Singaporean writer wins prize for unpublished novel

Singaporean writer wins prize for unpublished novel

An unpublished novel inspired by the haze which shrouded Singapore in 2003 has won Singaporean writer Sharlene Teo Wen-Ning a £10,000 (S$19,650) writing award.

The 29-year-old is the first winner of the Deborah Rogers Writers' Award, set up in 2014 to honour the illustrious British literary agent Deborah Rogers, who once represented literary giants such as Salman Rushdie, Ian McEwan and Kazuo Ishiguro. She died from a suspected heart attack in April 2014, aged 76.

Teo, who is doing her PhD in creative and critical writing at the University of East Anglia, received the award from McEwan at a ceremony held in London last Thursday.

She submitted about 82 pages, or 25,000 words, of her unpublished work Ponti, which beat 884 other entries from eligible writers living in the British Commonwealth and Ireland.

She tells The Straits Times in an e-mail interview: "I'm feeling elated, grateful and shocked. I still don't quite believe it... When McEwan read out my name, I froze for what felt like a minute. My mouth was hanging open."

Set in Singapore in the early 2000s through to the 2020s, Ponti is a coming-of-age tale of two girls, Szu and Circe. Its title is derived from a fictional horror film in the book, in which the mother of one of the girls acts as a pontianak, which is a female ghost in Malaysian and Indonesian mythology.

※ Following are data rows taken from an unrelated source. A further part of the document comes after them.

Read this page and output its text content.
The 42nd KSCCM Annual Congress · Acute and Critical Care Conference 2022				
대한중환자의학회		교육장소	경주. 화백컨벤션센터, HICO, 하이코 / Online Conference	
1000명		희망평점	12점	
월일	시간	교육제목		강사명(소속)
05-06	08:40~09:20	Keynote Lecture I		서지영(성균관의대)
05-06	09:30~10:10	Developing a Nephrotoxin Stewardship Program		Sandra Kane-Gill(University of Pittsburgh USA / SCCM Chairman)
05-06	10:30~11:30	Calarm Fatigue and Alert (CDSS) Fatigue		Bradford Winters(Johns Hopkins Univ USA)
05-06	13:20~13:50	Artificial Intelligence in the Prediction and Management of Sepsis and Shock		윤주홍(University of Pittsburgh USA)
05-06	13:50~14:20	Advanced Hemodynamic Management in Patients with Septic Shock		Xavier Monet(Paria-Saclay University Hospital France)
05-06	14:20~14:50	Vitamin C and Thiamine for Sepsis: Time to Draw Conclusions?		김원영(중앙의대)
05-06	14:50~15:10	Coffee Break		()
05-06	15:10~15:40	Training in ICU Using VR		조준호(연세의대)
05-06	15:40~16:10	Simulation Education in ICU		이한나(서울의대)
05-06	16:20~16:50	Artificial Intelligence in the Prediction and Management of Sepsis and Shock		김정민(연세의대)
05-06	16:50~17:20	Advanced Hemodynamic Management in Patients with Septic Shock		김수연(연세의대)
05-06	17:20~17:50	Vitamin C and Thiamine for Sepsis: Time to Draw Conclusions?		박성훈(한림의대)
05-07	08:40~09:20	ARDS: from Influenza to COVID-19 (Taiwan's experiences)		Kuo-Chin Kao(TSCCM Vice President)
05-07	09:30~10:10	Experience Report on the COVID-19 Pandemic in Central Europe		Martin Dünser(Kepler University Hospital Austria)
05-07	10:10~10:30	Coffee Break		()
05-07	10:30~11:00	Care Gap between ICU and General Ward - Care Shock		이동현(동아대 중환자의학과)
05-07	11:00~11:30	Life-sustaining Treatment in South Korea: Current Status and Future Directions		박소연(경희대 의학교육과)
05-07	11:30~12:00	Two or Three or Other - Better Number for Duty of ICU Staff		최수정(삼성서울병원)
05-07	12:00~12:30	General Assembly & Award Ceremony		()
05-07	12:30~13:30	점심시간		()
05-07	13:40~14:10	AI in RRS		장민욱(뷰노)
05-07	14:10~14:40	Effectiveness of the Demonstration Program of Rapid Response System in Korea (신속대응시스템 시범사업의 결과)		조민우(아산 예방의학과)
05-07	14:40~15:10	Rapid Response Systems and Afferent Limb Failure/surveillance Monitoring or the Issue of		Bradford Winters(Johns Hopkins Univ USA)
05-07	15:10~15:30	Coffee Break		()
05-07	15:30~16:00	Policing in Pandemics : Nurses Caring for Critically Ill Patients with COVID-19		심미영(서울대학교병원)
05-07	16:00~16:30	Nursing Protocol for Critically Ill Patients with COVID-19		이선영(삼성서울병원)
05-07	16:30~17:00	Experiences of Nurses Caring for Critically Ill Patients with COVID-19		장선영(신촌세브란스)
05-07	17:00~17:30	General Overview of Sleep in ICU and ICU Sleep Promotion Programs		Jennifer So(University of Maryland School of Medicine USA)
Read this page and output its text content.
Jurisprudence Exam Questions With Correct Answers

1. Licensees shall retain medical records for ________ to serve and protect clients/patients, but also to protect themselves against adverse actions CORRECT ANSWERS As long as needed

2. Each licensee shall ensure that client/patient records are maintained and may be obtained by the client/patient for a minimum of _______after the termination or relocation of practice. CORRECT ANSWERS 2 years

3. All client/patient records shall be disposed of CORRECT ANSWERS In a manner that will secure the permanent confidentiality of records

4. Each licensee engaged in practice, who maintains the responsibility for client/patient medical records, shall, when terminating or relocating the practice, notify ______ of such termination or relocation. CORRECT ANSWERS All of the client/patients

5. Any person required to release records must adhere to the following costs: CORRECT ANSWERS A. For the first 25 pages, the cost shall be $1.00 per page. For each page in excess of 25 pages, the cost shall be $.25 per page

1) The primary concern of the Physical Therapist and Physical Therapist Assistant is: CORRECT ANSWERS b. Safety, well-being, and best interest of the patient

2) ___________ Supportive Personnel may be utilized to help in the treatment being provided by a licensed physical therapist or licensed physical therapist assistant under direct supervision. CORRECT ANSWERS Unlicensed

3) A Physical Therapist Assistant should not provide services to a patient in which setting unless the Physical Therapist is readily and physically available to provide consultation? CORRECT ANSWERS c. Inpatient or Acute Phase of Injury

Teo drew inspiration from the haze which enveloped the Republic in 2003 as it "cloaked the country in this surreal, claustrophobic atmosphere".

"There was something melan- cholic, mysterious and terrifying about quarantines, the environment acting up, the bird flu pandemic, everyone worried about their health and wearing hospital masks. The evocation of that mood inspired me," she adds.

In a press statement, McEwan called Ponti "a remarkable first novel in the making".

He added: "Teo summons the darker currents of modernity - environmental degradation, the suffocating allure of the sparkling modern city and its cataracts of commodities and corrupted language. Against this, her characters glow with life and humour and minutely observed desperation. I read this extract longing for more."

British author Shena Mackay, who chaired the panel of judges, lauded Teo's "strange and compelling evocation of a misfit adolescent girl growing up in sultry, sweaty Singapore".

Teo, who is single, estimates she has a few months to go before Ponti is complete and is in talks with publishers, but declines to disclose more.

She intends to save what she can of the £10,000 and use the rest to buy more books as "reading begets more writing and you can't be a good writer without being a voracious reader first".

On why she decided to submit her work for the competition, she says: "I really didn't expect anything to come out of it, except that the submission process would help me to organise my material and also forced me to write a synopsis. I viewed it as a prestigious award that I didn't really think I had a shot at. It goes to show it never hurts to try and submit to things."

The Methodist Girls' School and Anglo-Chinese Junior College alumna first headed to Britain in 2006 to read law at the University of Warwick. She says: "Law seemed like the practical thing to do. I decided to do something that was research-heavy and develop my writing outside of the realm of grades and obligation. In truth, I've always wanted to be a writer."

In 2012, she received the Booker Prize Foundation Scholarship to do her master's in creative writing at the University of East Anglia. The following year, she was chosen for the David T.K. Wong Fellowship, which disburses £26,000 to a fiction writer to write in English about the Far East in Britain.

Her mother, retired corporate trainer Germaine Teo, 62, says that Sharlene "has always been quite the wordsmith" from a young age. She is the youngest of three children - her two elder siblings are paediatric dentist Terry Teo, 36, and Dr Wenny Teo, 34, an art historian and lecturer at London's Courtauld Institute of Art. Her father, Teo Kim Chwee, 66, is the chief executive officer of a F&B startup called I-Brewery.

Although "taken aback" when Sharlene told her parents she wanted to be a writer, Mrs Teo recalls: "We encouraged her to go for it. I knew someday that she would take flight, but I didn't expect it to be so soon."

For now, Teo intends to work at finishing Ponti as well as her PhD thesis and to start work on a second book. She says: "I hope to get a job teaching creative writing, be it in London, Singapore or elsewhere in the world. I like to keep the future a bright and open question."